Airlines Differ on Their Profit Prospects
By MICHELINE MAYNARD -- NY Times
Published: October 15, 2008
Two of the airline industry’s biggest carriers, American and Delta Air Lines, posted third-quarter losses Wednesday. But they gave differing views on what lies ahead for the industry.
Executives at Delta said the drop in oil prices, coupled with steps to cut flights and routes, might protect the nation’s airlines from feeling the brunt of the economic downturn.
But executives at American Airlines warned that fuel prices could be volatile, and that the fallout from the financial turmoil was showing up in weaker bookings from corporate travelers and those in New York.
Delta said that it lost $26 million in the third quarter, excluding special items, mostly because of fuel prices that peaked in July. It earned $220 million a year ago. Delta closed at $7.44, up 1.2 percent.
American, a unit of the AMR Corporation, and the country’s biggest airline, said it lost $360 million, excluding special items, because of fuel costs. It earned $175 million in last year’s quarter. Shares of AMR closed down 1 cent in regular trading, to $8.78.
The nation’s airlines have cut about 13 percent of the flights within the United States in the fourth quarter, or equal to the size of a major airline. Tighter capacity is allowing airlines to raise ticket prices on some routes. At the same time, fuel prices have dropped to $2.58 a gallon compared with a record $3.97 a gallon in July, according to the Energy Department.
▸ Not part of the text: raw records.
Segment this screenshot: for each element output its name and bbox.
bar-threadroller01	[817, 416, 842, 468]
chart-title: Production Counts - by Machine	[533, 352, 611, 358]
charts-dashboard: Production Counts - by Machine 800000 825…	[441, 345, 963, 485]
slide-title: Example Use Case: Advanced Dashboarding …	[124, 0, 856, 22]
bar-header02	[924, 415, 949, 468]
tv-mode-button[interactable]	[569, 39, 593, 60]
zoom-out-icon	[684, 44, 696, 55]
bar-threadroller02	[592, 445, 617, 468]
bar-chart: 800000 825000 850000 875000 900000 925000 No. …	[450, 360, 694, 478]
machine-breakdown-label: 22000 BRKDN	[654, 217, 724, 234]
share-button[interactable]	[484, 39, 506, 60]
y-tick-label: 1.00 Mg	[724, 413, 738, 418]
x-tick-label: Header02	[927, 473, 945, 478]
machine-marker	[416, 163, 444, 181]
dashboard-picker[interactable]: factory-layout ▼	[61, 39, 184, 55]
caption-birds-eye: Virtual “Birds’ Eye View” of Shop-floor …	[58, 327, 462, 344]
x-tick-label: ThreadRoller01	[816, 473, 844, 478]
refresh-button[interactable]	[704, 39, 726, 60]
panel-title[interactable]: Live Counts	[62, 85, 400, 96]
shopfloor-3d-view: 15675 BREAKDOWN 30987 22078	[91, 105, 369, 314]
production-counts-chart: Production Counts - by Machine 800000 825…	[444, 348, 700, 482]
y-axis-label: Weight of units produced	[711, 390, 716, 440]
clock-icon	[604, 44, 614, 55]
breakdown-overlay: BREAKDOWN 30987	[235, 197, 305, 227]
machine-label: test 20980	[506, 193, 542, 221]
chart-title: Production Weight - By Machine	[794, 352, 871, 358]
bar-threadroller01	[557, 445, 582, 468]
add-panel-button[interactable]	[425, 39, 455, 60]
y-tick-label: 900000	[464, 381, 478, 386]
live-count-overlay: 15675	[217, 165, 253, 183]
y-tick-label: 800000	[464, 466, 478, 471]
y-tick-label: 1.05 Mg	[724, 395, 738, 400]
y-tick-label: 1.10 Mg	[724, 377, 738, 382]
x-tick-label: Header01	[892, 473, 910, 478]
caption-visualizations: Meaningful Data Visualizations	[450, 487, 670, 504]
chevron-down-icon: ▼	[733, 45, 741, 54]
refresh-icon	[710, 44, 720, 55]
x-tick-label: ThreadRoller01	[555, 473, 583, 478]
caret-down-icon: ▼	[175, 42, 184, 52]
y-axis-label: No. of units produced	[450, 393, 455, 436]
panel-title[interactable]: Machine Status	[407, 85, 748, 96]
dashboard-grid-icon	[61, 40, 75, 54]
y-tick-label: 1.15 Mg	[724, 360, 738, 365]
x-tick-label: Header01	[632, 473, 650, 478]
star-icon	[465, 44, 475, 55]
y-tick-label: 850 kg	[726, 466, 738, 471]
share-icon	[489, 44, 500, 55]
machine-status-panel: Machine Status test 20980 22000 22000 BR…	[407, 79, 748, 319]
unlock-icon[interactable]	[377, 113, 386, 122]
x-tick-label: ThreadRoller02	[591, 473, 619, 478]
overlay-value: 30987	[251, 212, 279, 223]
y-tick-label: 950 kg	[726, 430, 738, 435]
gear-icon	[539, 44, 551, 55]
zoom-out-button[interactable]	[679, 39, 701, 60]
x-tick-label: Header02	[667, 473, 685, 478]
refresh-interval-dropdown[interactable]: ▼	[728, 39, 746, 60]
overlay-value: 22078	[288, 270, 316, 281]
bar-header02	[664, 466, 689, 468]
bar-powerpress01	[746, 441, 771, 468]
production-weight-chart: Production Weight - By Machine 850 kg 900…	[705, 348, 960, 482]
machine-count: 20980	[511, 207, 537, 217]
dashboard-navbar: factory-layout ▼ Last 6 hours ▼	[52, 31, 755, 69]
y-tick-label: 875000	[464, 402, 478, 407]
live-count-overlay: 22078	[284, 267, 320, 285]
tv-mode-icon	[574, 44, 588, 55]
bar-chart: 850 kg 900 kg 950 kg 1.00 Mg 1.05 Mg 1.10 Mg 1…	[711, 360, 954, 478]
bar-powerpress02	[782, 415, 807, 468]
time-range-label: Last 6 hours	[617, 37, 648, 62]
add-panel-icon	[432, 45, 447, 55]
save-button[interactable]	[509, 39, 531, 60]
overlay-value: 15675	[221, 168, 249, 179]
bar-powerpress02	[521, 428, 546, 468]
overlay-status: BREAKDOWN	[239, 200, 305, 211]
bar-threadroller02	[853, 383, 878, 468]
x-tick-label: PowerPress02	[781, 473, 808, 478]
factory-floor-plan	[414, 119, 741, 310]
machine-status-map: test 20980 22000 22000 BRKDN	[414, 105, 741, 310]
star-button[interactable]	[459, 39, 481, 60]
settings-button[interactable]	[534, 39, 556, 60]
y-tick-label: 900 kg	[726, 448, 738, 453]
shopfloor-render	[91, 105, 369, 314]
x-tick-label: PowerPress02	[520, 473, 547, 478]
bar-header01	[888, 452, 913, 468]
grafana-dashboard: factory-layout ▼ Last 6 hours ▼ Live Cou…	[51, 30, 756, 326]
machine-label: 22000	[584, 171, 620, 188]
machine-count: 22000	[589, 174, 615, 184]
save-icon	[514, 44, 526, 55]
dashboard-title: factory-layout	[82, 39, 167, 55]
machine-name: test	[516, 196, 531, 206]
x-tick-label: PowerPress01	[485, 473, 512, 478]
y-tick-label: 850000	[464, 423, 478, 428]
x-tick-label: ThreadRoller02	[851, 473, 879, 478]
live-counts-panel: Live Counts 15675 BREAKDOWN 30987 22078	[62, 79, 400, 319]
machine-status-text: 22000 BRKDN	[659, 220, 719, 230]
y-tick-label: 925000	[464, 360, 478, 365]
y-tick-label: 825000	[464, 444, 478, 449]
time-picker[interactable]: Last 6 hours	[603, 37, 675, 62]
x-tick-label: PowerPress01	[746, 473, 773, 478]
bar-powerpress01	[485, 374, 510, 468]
Delta said those factors, as well as new fees on various passenger conveniences that were once built into the price of a ticket, have put the airlines in better shape to deal with any drop in demand.
“When you think about what you would rather manage at an airline, you would rather deal with demand cessation than $150 oil,” Richard H. Anderson, the chief executive at Delta, said in a conference call. “In some respects, with fuel dropping the way it’s dropping, we’re somewhat hedged against the economic downturn.”
If current fuel prices remain steady through the quarter, Mr. Anderson said, Delta potentially could earn “a couple hundred million dollars” in profits. “Fuel dropping like a rock is a big offset to the economy,” he said.
But American’s chief executive, Gerard J. Arpey, was more pessimistic. Current oil prices “are not really a bargain by historic standards, and volatility continues to be a concern,” Mr. Arpey said. “We can’t necessarily depend on oil, one way or another.”
Advance bookings for each airline tell a slightly different story. Delta executives said they expected domestic flights to be fuller in November and December than a year ago, in part because of capacity cuts.
But American said it expected planes to be less full on its domestic routes. Both airlines said they were seeing slightly less demand for international flights.
American’s chief financial officer, Thomas W. Horton, said bookings by corporate travelers had dropped in August and September compared with a year ago. Demand out of New York is softening more than elsewhere, something American said it expected.
Meanwhile, American said it had placed orders with Boeing to purchase 42 of its new 787 jets, with options to buy another 58 planes. American joins Northwest Airlines and Continental Airlines as customers for the plane, which is nicknamed the Dreamliner.
The aircraft, suited for long flights, is expected to be 20 percent more fuel efficient than existing long-range jets. However, development of the plane is more than a year behind schedule, and the jet has not yet made its first test flight. Production at Boeing has been halted for more than a month because of a strike by the International Association of Machinists and Aerospace Workers.
In an interview, Mr. Horton said the delays should be well behind Boeing by 2012, when American expects to take delivery on its first planes.
The switch will mean American will operate an all-Boeing fleet, including the MD-80 series jets made by McDonnell Douglas, now part of Boeing. American is in the midst of retiring its Airbus A300 jets.
Mr. Horton said American had not discussed how it would finance the newer planes, but said the airline was making a “very modest” down payment for them.